A
capa e a contra-capa são de um azul que esmaece e nele apenas o nome da autora
e o título da obra. Publicado neste 2006, Azuis:poemas é o segundo livro
de Sigrid Renaux e aparece vinte e sete
anos depois de sua estréia com Do mar e de outras coisas. Ao todo, são
cento e cinqüenta e oito poemas que expressam a emoção diante dos lampejos de
luz e das nuanças onde reina o azul a marcar a terra com suas ilhas e suas
dunas, as águas do mar e da lagoa, um pinheiro, um barco; a definir a noite, o
céu, a brisa, o sol da manhã, o orvalho. O azul onde se insinua o verde das
folhas e do mar, o verde-ouro das árvores, o amarelo dos marfins, o rosa das
flores da paineira, o branco das ondas. É o olhar, atento, que, também,
surpreende o sol entre as agulhas do
pinheiro, as folhas do plátano, os ciprestes a cinzelar seus verdes, o
perpassar do outono nas folhas do caquizeiro. Que vislumbra o olhar do sabiá preso
à uma chuva de ouro / soprada pelo vento,
o ciscar de gravetos do joão-de-barro, os pardais pousados sobre os fios de
luz, a imobilidade de uma garça. Pássaros que, muitas vezes, são presença num
canto que paira luminoso / lá do lado do
sol, que num jardim adormecido / irrompe / incontido, nas
suas melodias que impregnam a noite / com
gotas de madrugada.
Um
mundo revelado na singeleza de mistérios: hortênsias que se entreolham, tuias a
guardarem o sol das dálias e o sabor dos
araçás. E a esse mundo, entrelaçando-se, a voz poética a se desvelar nas
reminiscências que irão se constituir o itinerário de uma biografia. Neste
itinerário, a silhueta dos pinheiros – esmaecidos na luz do dia, deixando
luzir, entre suas “gulhas, o
amanhecer, a pairar na distância de uma
tarde de verão – fazem vislumbrar Curitiba tanto quanto o canto do sabiá, atravessando a sonoridade da chuva,
gorjeando melodias infindas; o Saci e
a reinação das crianças do Sítio do Picapau Amarelo e a chácara distante: do longo
convívio com os livros, as lembranças de leitura oferecem temas; persistem vivas a emoção diante de um quadro, a sonoridade de uma peça musical. Muito
contida, a emoção que se enraíza nas origens a lembrar a figura materna. Apenas imagem distante, a
mãe que não mais existe e pode ser, nessa outra dimensão que desconhecemos, nuvem / estrela / flor, a repousar na sombra de dois cedros / entre lilases e a relva escura / de um jardim distante.
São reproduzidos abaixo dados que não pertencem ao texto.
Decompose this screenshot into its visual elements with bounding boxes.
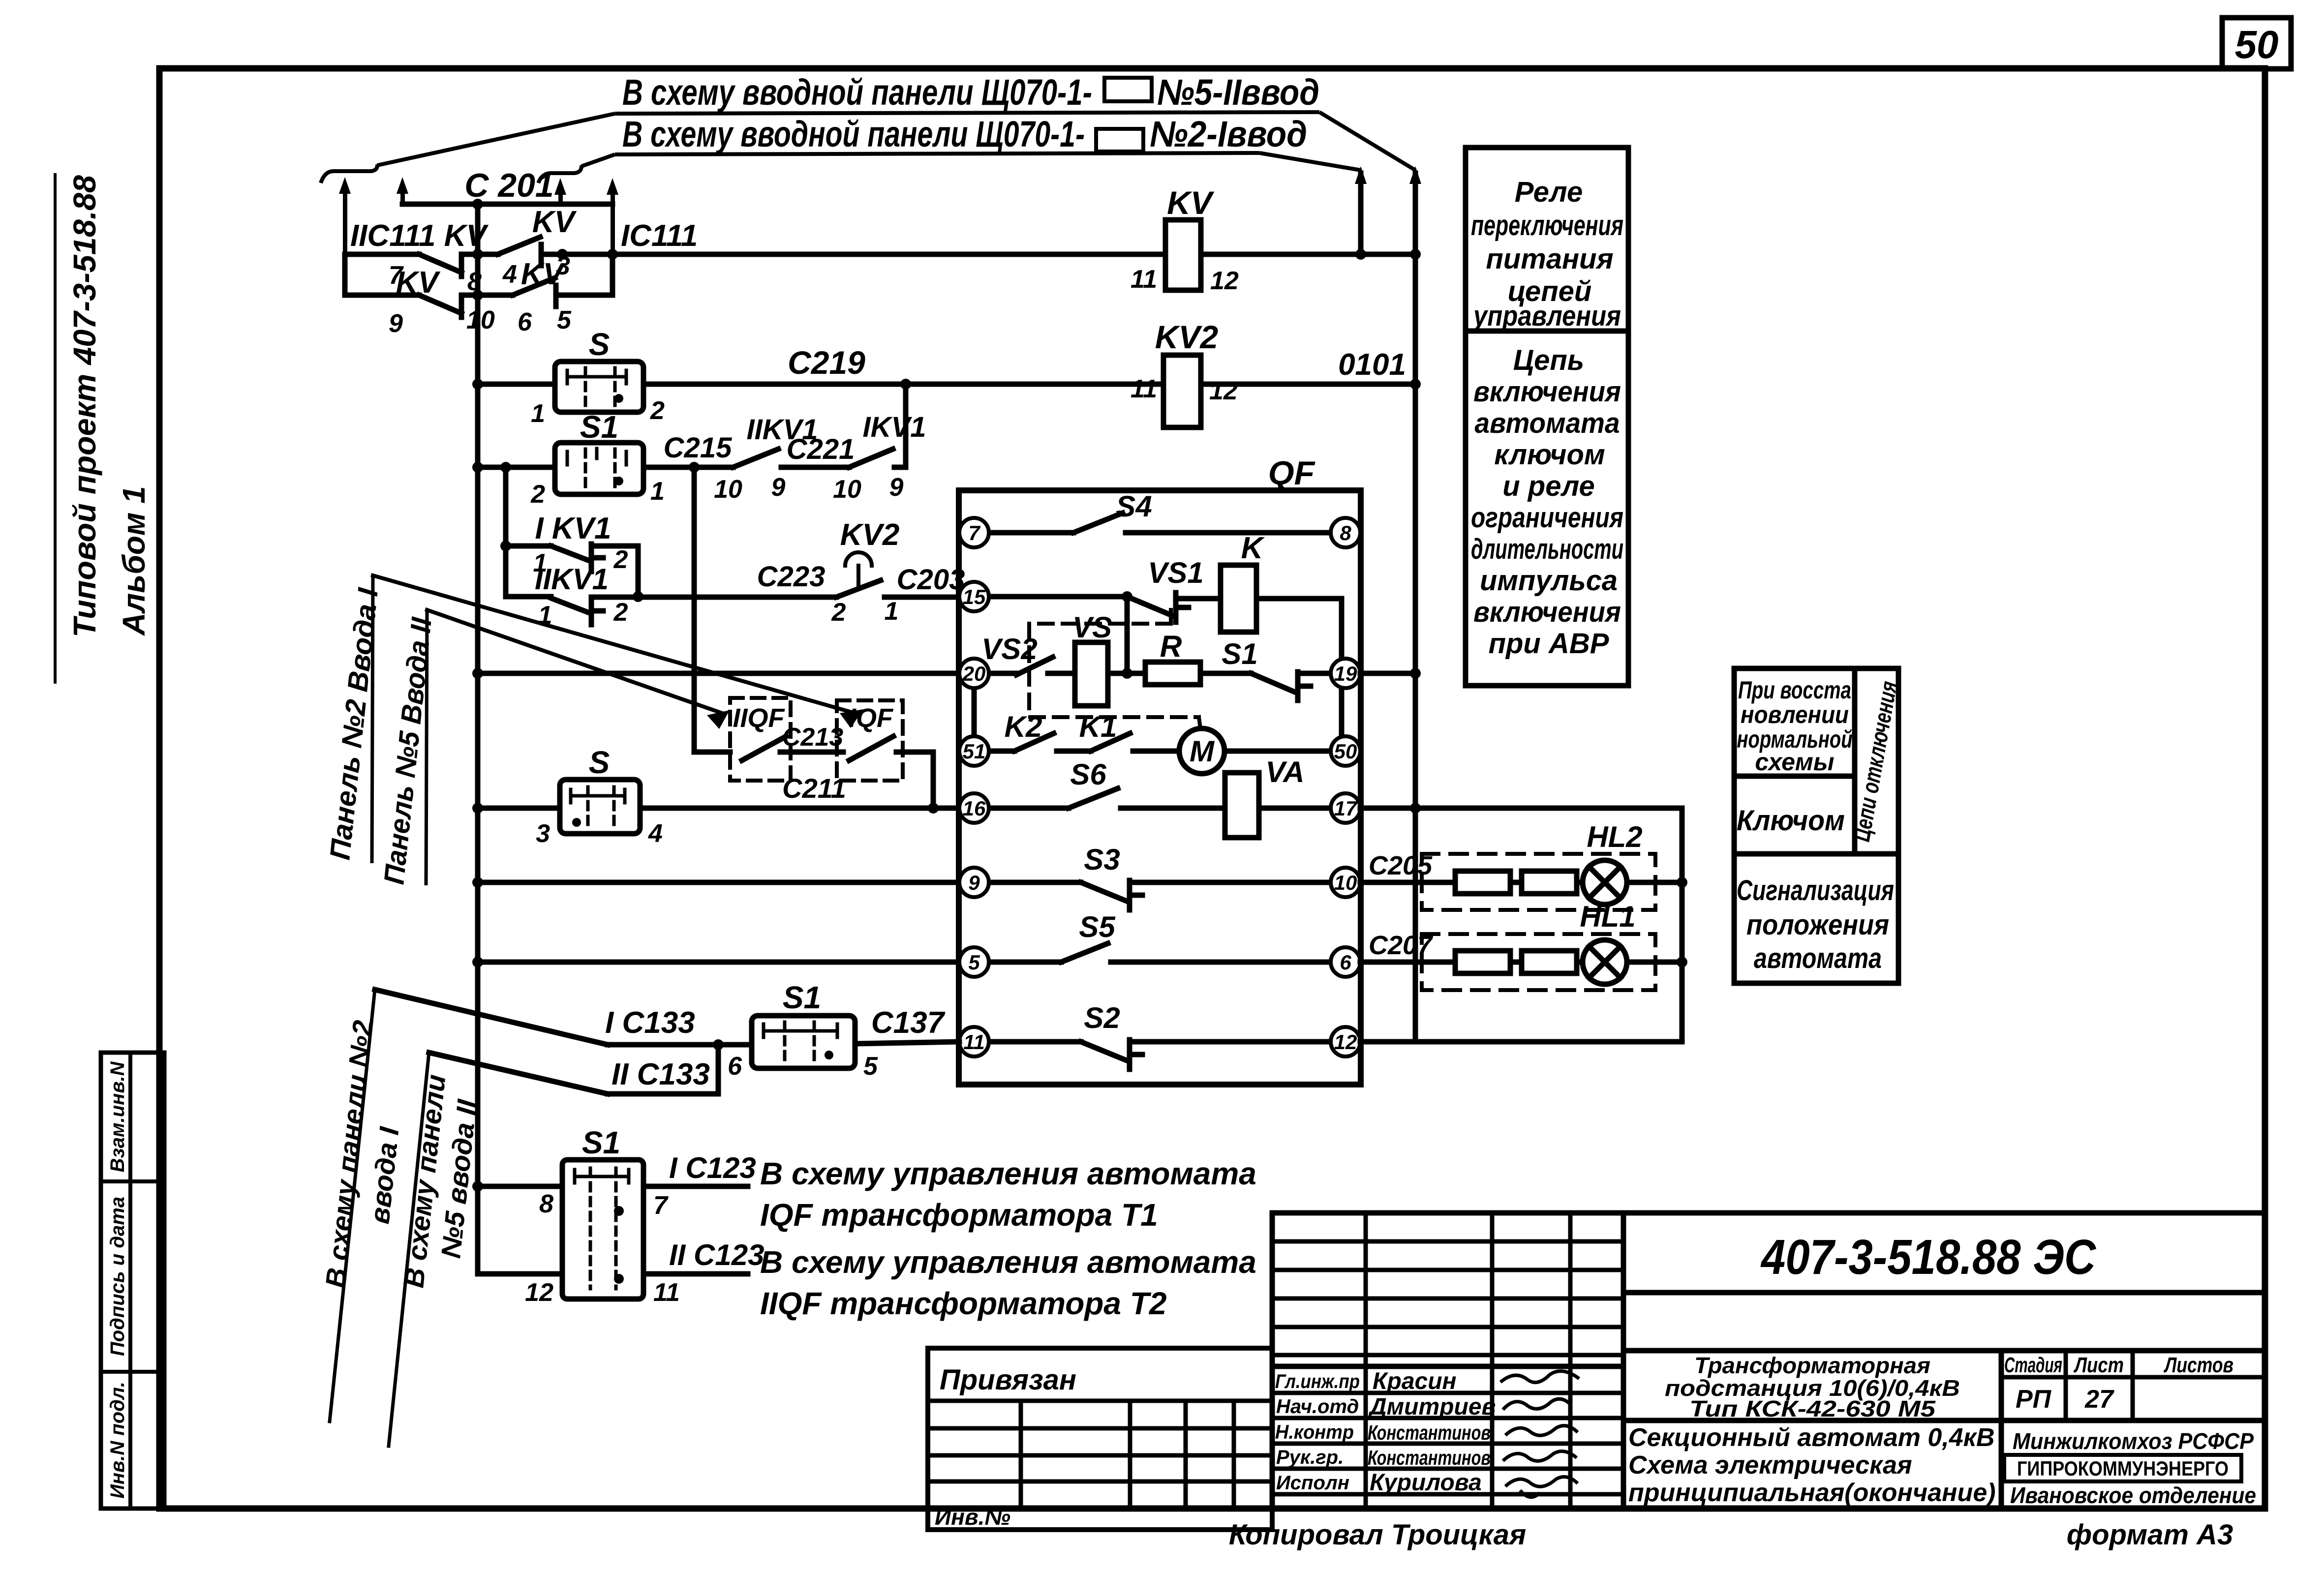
S row16 internals	[571, 789, 625, 803]
function panel 2 box	[1734, 668, 1898, 983]
title col main divider	[1621, 1213, 1626, 1509]
margin note underline	[54, 173, 57, 684]
note 1 box symbol	[1104, 78, 1152, 101]
svg-text:Ивановское отделение: Ивановское отделение	[2010, 1482, 2256, 1508]
binding header bottom	[928, 1399, 1272, 1403]
RIGHTSIDE	[1360, 173, 1682, 1042]
svg-text:Секционный автомат 0,4кВ: Секционный автомат 0,4кВ	[1628, 1423, 1995, 1452]
leader arrow to IIQF	[427, 610, 722, 713]
svg-text:11: 11	[653, 1278, 680, 1307]
wire right bus II vertical	[1413, 173, 1418, 808]
lamp circuit HL2 dashed box	[1422, 854, 1655, 910]
svg-text:C213: C213	[782, 723, 843, 752]
aux module dashed box VS	[1029, 610, 1199, 717]
wire riser 15-20	[1125, 597, 1130, 673]
svg-text:IKV1: IKV1	[863, 411, 926, 443]
svg-text:9: 9	[889, 473, 904, 502]
TERMINALS	[959, 518, 1360, 1056]
QFBOX	[959, 490, 1361, 1085]
PANELS	[1466, 148, 1898, 983]
node bus II rowA	[1410, 249, 1421, 260]
contact I KV1 aux blade	[551, 546, 589, 561]
svg-text:S6: S6	[1070, 758, 1106, 791]
contact S3 blade	[1081, 882, 1127, 901]
aux box IQF dashed	[837, 700, 903, 781]
svg-text:автомата: автомата	[1754, 942, 1882, 974]
svg-text:9: 9	[968, 871, 980, 894]
svg-text:C 201: C 201	[464, 167, 553, 204]
wire dashed box to motor	[1199, 717, 1200, 728]
wire HL2 to frame	[1627, 880, 1682, 885]
strip divider 2	[101, 1370, 164, 1374]
wire S3 to 10	[1130, 880, 1331, 885]
svg-text:Исполн: Исполн	[1276, 1472, 1349, 1494]
terminal 7	[959, 518, 989, 547]
contact KV2 blade row 15	[836, 580, 881, 597]
svg-text:C219: C219	[788, 344, 865, 381]
wire row 2 left	[345, 293, 419, 298]
wire row A IC111 to KV coil	[612, 252, 1165, 257]
wire row C bus to S1 block	[478, 465, 555, 470]
mini row 1	[1272, 1239, 1623, 1244]
wire S1 feeder top	[478, 1184, 562, 1189]
contact VS1 tick	[1176, 593, 1189, 622]
svg-text:5: 5	[863, 1052, 878, 1081]
switch block S row B	[555, 362, 643, 412]
binding col 3	[1184, 1401, 1188, 1509]
binding col 4	[1232, 1401, 1236, 1509]
strip divider 1	[101, 1179, 164, 1183]
signature 2	[1503, 1399, 1571, 1410]
wire C215-C213 riser	[694, 467, 730, 752]
PRIVYAZAN TABLE	[928, 1348, 1272, 1530]
svg-text:2: 2	[613, 598, 628, 627]
contact KV 9-10 blade	[419, 295, 461, 313]
wire row 16 bus to S block	[478, 806, 560, 811]
node IC133 dot	[713, 1039, 724, 1050]
switch block S1 row C	[555, 443, 643, 494]
terminal 19	[1331, 659, 1360, 688]
svg-text:9: 9	[389, 309, 403, 338]
wire row B bus to S block	[478, 382, 555, 387]
relay coil KV	[1165, 220, 1201, 290]
svg-text:I KV1: I KV1	[535, 512, 611, 545]
wire IIC133 diagonal	[429, 1053, 608, 1094]
svg-text:KV: KV	[396, 266, 441, 300]
svg-text:10: 10	[833, 475, 861, 504]
svg-text:S: S	[589, 745, 610, 780]
left margin stamp strip	[101, 1053, 164, 1509]
svg-text:50: 50	[1334, 740, 1357, 763]
svg-text:8: 8	[539, 1190, 553, 1218]
svg-text:16: 16	[963, 797, 986, 820]
wire S5 to 6	[1111, 960, 1331, 965]
svg-text:формат А3: формат А3	[2067, 1519, 2233, 1551]
wire IC133 row	[608, 1042, 752, 1048]
svg-text:KV: KV	[1167, 184, 1215, 221]
svg-text:Лист: Лист	[2074, 1353, 2124, 1377]
wire right bus I vertical	[1358, 173, 1364, 254]
wire K coil to terminal 19 riser	[1256, 599, 1342, 659]
leader line panel No2	[330, 990, 375, 1421]
org box ГИПРОКОММУНЭНЕРГО	[2004, 1455, 2241, 1481]
KV1 AUX PAIR	[506, 467, 959, 625]
wire I KV1 aux right	[591, 546, 638, 597]
relay coil KV2	[1163, 355, 1201, 427]
wire C213 between boxes	[780, 750, 843, 755]
svg-text:VA: VA	[1266, 755, 1305, 788]
svg-text:переключения: переключения	[1471, 210, 1623, 241]
svg-text:3: 3	[536, 819, 550, 848]
svg-text:питания: питания	[1486, 243, 1613, 275]
resistor HL2 b	[1522, 871, 1577, 894]
contact II KV1 aux blade	[551, 598, 589, 613]
svg-text:6: 6	[1340, 951, 1351, 974]
S1 C137 internals	[764, 1024, 837, 1037]
wire 6 to lamp HL1	[1360, 960, 1451, 965]
contact KV 6-5 blade	[513, 278, 555, 295]
svg-text:S1: S1	[582, 1125, 620, 1160]
binding col 2	[1128, 1401, 1132, 1509]
svg-text:10: 10	[466, 306, 495, 334]
svg-text:12: 12	[1210, 267, 1239, 295]
contact K1 blade	[1091, 733, 1130, 751]
svg-text:9: 9	[771, 473, 786, 502]
signature 4	[1503, 1451, 1577, 1461]
node bus/row20	[472, 668, 483, 679]
svg-text:C137: C137	[871, 1006, 946, 1040]
wire 9 lead	[989, 880, 1081, 885]
node C219 join	[900, 379, 911, 390]
wire KV1 pair left riser	[503, 467, 509, 597]
svg-text:8: 8	[1340, 521, 1351, 544]
svg-text:№5-IIввод: №5-IIввод	[1157, 72, 1319, 113]
wire 19 to bus	[1360, 671, 1415, 676]
svg-text:11: 11	[1131, 375, 1157, 403]
switch block S row 16	[560, 780, 640, 834]
terminal 5	[959, 947, 989, 977]
relay coil K	[1221, 565, 1256, 632]
binding row 2	[928, 1426, 1272, 1431]
S1 feeder internals	[575, 1170, 629, 1183]
function panel 1 box	[1466, 148, 1628, 686]
panel No5 underline	[426, 610, 427, 885]
svg-text:Альбом 1: Альбом 1	[116, 486, 152, 636]
function panel 2 row divider 2	[1734, 851, 1898, 857]
contact II KV1 blade (C215-C221)	[733, 449, 778, 467]
contact S2 blade	[1081, 1042, 1127, 1060]
binding row 3	[928, 1453, 1272, 1458]
svg-text:2: 2	[613, 545, 628, 574]
wire VS1 to K coil	[1176, 596, 1221, 602]
svg-text:Рук.гр.: Рук.гр.	[1276, 1447, 1344, 1468]
binding row 4	[928, 1479, 1272, 1484]
breaker unit QF outline	[959, 490, 1361, 1085]
wire S1 feeder bottom	[478, 1271, 562, 1277]
wire main left bus vertical	[478, 204, 562, 1274]
leader line panel No5	[389, 1053, 429, 1446]
wire row 15 C203 to QF	[885, 595, 959, 600]
svg-text:IIC111 KV: IIC111 KV	[350, 219, 489, 253]
terminal 17	[1331, 793, 1360, 823]
note 2 underline	[615, 153, 1259, 154]
lamp HL2	[1583, 860, 1627, 905]
node bus II row17	[1410, 803, 1421, 814]
node C201 junction	[472, 199, 483, 210]
svg-text:11: 11	[963, 1030, 985, 1054]
terminal 16	[959, 793, 989, 823]
panel text При восстановлении нормальной схемы	[1737, 676, 1853, 776]
svg-text:II C123: II C123	[669, 1238, 764, 1271]
wire IC133/IIC133 link	[608, 1045, 718, 1094]
motor M	[1179, 728, 1224, 774]
svg-text:новлении: новлении	[1741, 701, 1849, 728]
switch block S1 C137	[752, 1016, 855, 1068]
svg-text:импульса: импульса	[1480, 565, 1618, 597]
signature 1	[1500, 1371, 1579, 1383]
svg-text:включения: включения	[1473, 596, 1621, 628]
doc number cell bottom	[1623, 1290, 2265, 1296]
mini row 2	[1272, 1268, 1623, 1272]
wire VS to R	[1108, 671, 1145, 676]
wire R to S1	[1200, 671, 1251, 676]
contact S6 blade	[1069, 788, 1118, 808]
title col B	[1490, 1213, 1495, 1509]
arrow stub IIC111	[339, 177, 351, 194]
contact S4 blade	[1073, 513, 1123, 533]
svg-text:KV: KV	[521, 257, 566, 291]
svg-text:KV2: KV2	[1155, 319, 1219, 355]
svg-text:S: S	[589, 327, 610, 362]
svg-text:S1: S1	[580, 409, 618, 445]
svg-text:IIQF трансформатора Т2: IIQF трансформатора Т2	[760, 1286, 1166, 1321]
svg-text:Типовой проект 407-3-518.88: Типовой проект 407-3-518.88	[67, 175, 102, 637]
svg-text:51: 51	[963, 740, 986, 763]
title col C	[1568, 1213, 1573, 1509]
S row16 dots	[572, 818, 581, 827]
svg-text:1: 1	[531, 399, 545, 428]
wire S2 to 12	[1130, 1039, 1331, 1045]
svg-text:C203: C203	[897, 564, 965, 596]
contact IQF blade	[849, 736, 893, 760]
svg-text:S5: S5	[1079, 910, 1116, 943]
wire row B KV2 coil to right bus 0101	[1201, 382, 1415, 387]
svg-text:2: 2	[831, 598, 846, 627]
wire HL2 mid2	[1577, 880, 1583, 885]
svg-text:S2: S2	[1084, 1001, 1120, 1034]
break mark right	[538, 165, 581, 183]
wire C137 to QF 11	[855, 1042, 959, 1044]
svg-text:II C133: II C133	[612, 1057, 710, 1091]
node bus II row19	[1410, 668, 1421, 679]
node bus/row5	[472, 957, 483, 967]
svg-text:и реле: и реле	[1502, 470, 1595, 502]
svg-text:15: 15	[963, 585, 986, 608]
node C215 riser	[689, 462, 700, 473]
svg-text:Гл.инж.пр: Гл.инж.пр	[1275, 1371, 1360, 1392]
wire IC133 diagonal	[375, 990, 608, 1045]
node bus/C215	[472, 462, 483, 473]
contact K2 blade	[1014, 733, 1054, 751]
wire 19 to 50 link	[1339, 688, 1345, 735]
svg-text:20: 20	[962, 662, 986, 685]
svg-text:HL1: HL1	[1580, 900, 1635, 933]
info section mid	[1623, 1418, 2265, 1423]
wire row IIC111 mid	[461, 252, 498, 257]
wire IC123	[643, 1184, 748, 1189]
svg-text:12: 12	[525, 1278, 553, 1307]
wire C213 to C211 drop	[896, 752, 933, 808]
svg-text:Схема электрическая: Схема электрическая	[1628, 1451, 1912, 1479]
contact KV2 bell symbol	[845, 552, 872, 588]
contact VS1 blade	[1127, 597, 1173, 616]
leader arrow to IQF	[373, 575, 855, 713]
wire HL1 to frame	[1627, 960, 1682, 965]
wire HL1 mid1	[1510, 960, 1522, 965]
terminal 20	[959, 659, 989, 688]
contact KV 4-3 blade	[498, 237, 540, 254]
contact KV 6-5 tick	[553, 285, 559, 306]
wire 16 lead	[989, 806, 1069, 811]
svg-text:управления: управления	[1472, 300, 1621, 332]
svg-text:7: 7	[968, 521, 980, 544]
note 1 underline	[615, 112, 1319, 114]
svg-text:5: 5	[968, 951, 980, 974]
note 2 box symbol	[1096, 129, 1143, 151]
wire row B S block to KV2 coil	[643, 382, 1163, 387]
relay coil VA	[1225, 773, 1259, 838]
svg-text:VS1: VS1	[1148, 556, 1203, 589]
svg-text:№2-Iввод: №2-Iввод	[1150, 114, 1307, 154]
svg-text:C211: C211	[782, 773, 846, 804]
strip inner vertical	[128, 1053, 132, 1509]
contact KV 7-8 tick	[459, 255, 464, 276]
resistor HL1 b	[1522, 951, 1577, 973]
contact KV 9-10 tick	[459, 296, 464, 317]
panel No2 underline	[372, 575, 373, 863]
leader from note2 to left break mark	[581, 154, 615, 166]
arrow stub C201 right	[554, 178, 566, 195]
contact S5 blade	[1061, 943, 1108, 962]
leader from note2 to right bus I	[1259, 153, 1361, 170]
svg-text:IIKV1: IIKV1	[535, 563, 609, 596]
terminal 15	[959, 582, 989, 611]
svg-text:S1: S1	[1222, 637, 1257, 670]
names row 4	[1272, 1467, 1623, 1471]
contact KV 4-3 tick	[539, 244, 544, 266]
svg-text:Копировал Троицкая: Копировал Троицкая	[1229, 1519, 1526, 1551]
wire HL2 mid1	[1510, 880, 1522, 885]
terminal 10	[1331, 868, 1360, 897]
node bus/row2	[472, 290, 483, 301]
svg-text:R: R	[1160, 630, 1182, 664]
wire VS2 lead	[989, 671, 1016, 676]
node row A x1143	[557, 249, 568, 260]
svg-text:10: 10	[714, 475, 742, 504]
svg-text:S1: S1	[783, 980, 821, 1015]
node row A x1245	[607, 249, 618, 260]
wire VA to 17	[1259, 806, 1331, 811]
MIDROWS	[478, 220, 1415, 494]
svg-text:C207: C207	[1369, 931, 1434, 960]
signature 5	[1505, 1477, 1578, 1497]
svg-text:27: 27	[2084, 1385, 2114, 1414]
node bus/row9	[472, 877, 483, 888]
svg-text:C205: C205	[1369, 851, 1433, 880]
wire row 16 C211 to QF	[640, 806, 959, 811]
wire 5 lead	[989, 960, 1061, 965]
svg-text:ограничения: ограничения	[1471, 502, 1623, 534]
resistor HL1 a	[1455, 951, 1510, 973]
signature 3	[1505, 1426, 1578, 1436]
wire row15 to VS1	[989, 594, 1127, 600]
svg-text:19: 19	[1334, 662, 1357, 685]
LEFTCOL	[101, 1053, 164, 1509]
svg-text:VS2: VS2	[981, 633, 1037, 665]
svg-text:IC111: IC111	[621, 219, 698, 253]
wire IIC123	[643, 1271, 748, 1277]
svg-text:K1: K1	[1079, 710, 1117, 743]
wire row 15 left lead	[506, 594, 551, 600]
node bus/IIC111	[472, 249, 483, 260]
names row 2	[1272, 1416, 1623, 1420]
terminal 6	[1331, 947, 1360, 977]
LOWBUS	[373, 467, 959, 962]
svg-text:0101: 0101	[1338, 348, 1406, 382]
wire row IIC111 left	[345, 252, 419, 257]
svg-text:5: 5	[557, 306, 572, 334]
svg-text:KV2: KV2	[840, 518, 900, 552]
svg-text:Ключом: Ключом	[1737, 805, 1845, 837]
wire row 2 mid	[461, 293, 513, 298]
terminal 8	[1331, 518, 1360, 547]
svg-text:Инв.N подл.: Инв.N подл.	[107, 1382, 128, 1499]
svg-text:2: 2	[650, 396, 665, 425]
names row 3	[1272, 1442, 1623, 1446]
arrow head right bus I	[1355, 166, 1367, 184]
wire S4 row right	[1126, 530, 1331, 536]
title col A	[1364, 1213, 1368, 1509]
svg-text:Дмитриев: Дмитриев	[1368, 1394, 1496, 1420]
wire I KV1 aux lead	[506, 543, 551, 549]
node KV1 riser top	[500, 462, 511, 473]
svg-text:В схему управления автомата: В схему управления автомата	[760, 1244, 1256, 1280]
wire row C S1 to contact	[643, 465, 733, 470]
wire K1 to motor	[1133, 749, 1179, 754]
TITLEBLOCK	[1272, 1213, 2265, 1509]
svg-text:РП: РП	[2016, 1385, 2052, 1414]
node C211 join	[928, 803, 939, 814]
wire VS2 to VS rect	[1048, 671, 1075, 676]
node row15 riser top	[1122, 591, 1132, 602]
terminal 50	[1331, 736, 1360, 766]
svg-text:12: 12	[1209, 377, 1238, 405]
svg-text:При восста: При восста	[1738, 676, 1851, 704]
terminal 12	[1331, 1027, 1360, 1056]
svg-text:50: 50	[2235, 23, 2279, 66]
node HL1 out	[1677, 957, 1687, 967]
svg-text:I C133: I C133	[605, 1006, 695, 1040]
svg-text:Стадия: Стадия	[2004, 1353, 2062, 1377]
svg-text:Красин: Красин	[1373, 1368, 1457, 1394]
wire left stub down	[342, 254, 348, 295]
svg-text:7: 7	[653, 1191, 669, 1220]
svg-text:длительности: длительности	[1471, 533, 1623, 565]
svg-text:В схему вводной панели Щ070: В схему вводной панели Щ070-1-	[622, 72, 1092, 113]
signal frame right	[1680, 808, 1685, 1042]
node bus I rowA	[1355, 249, 1366, 260]
wire row 5 bus to QF	[478, 960, 959, 965]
Na emoção de recordá-la e desejar presente, o verso diz que azuis / seus olhos repousam / nas rosas da
trepadeira / sobre o portão. Nas
estrofes seguintes, cores e luz e sombra no jardim onde, no verso os cedros ainda vicejam, o advérbio indica o tempo que passou.
Azuis:poemas
é feito de pequenas estrofes, quase sempre sem título, libertas de sinais
de pontuação e em que significados já despontam na expressiva disposição
gráfica. No tempo verbal presente, a determinar o agora e nos gerúndios, o
breve ou o longo prolongar desse presente. E no nomear das coisas que adjetivos
e epítetos enriquecem com significados inesperados – pinheiro / pincéis de agulhas verdes, outono / vôo vermelho e mortal das folhas, do outono das árvores / soltam-se
as folhas de um sol / esquecido – se instala um mundo de encantamento no
qual se inscreve, sobretudo o efêmero que existe no desencontro branco das ondas, nos pássaros suspensos / ousando
por um instante nas árvores. Porque do que é passageiro, Sigrid Renaux se
apossa: Eu tenho a tarde toda para olhar as nuvens / eu tenho a tarde para olhar /
a tarde. Assim, do lento ou
apressado deslizar das nuvens no céu, como do som do mar na madrugada e da luz
que bate nos seus olhos fechados, com o poder que é dado aos poetas, ela os
aprisiona em pequenos versos que palpitam de vida e de beleza.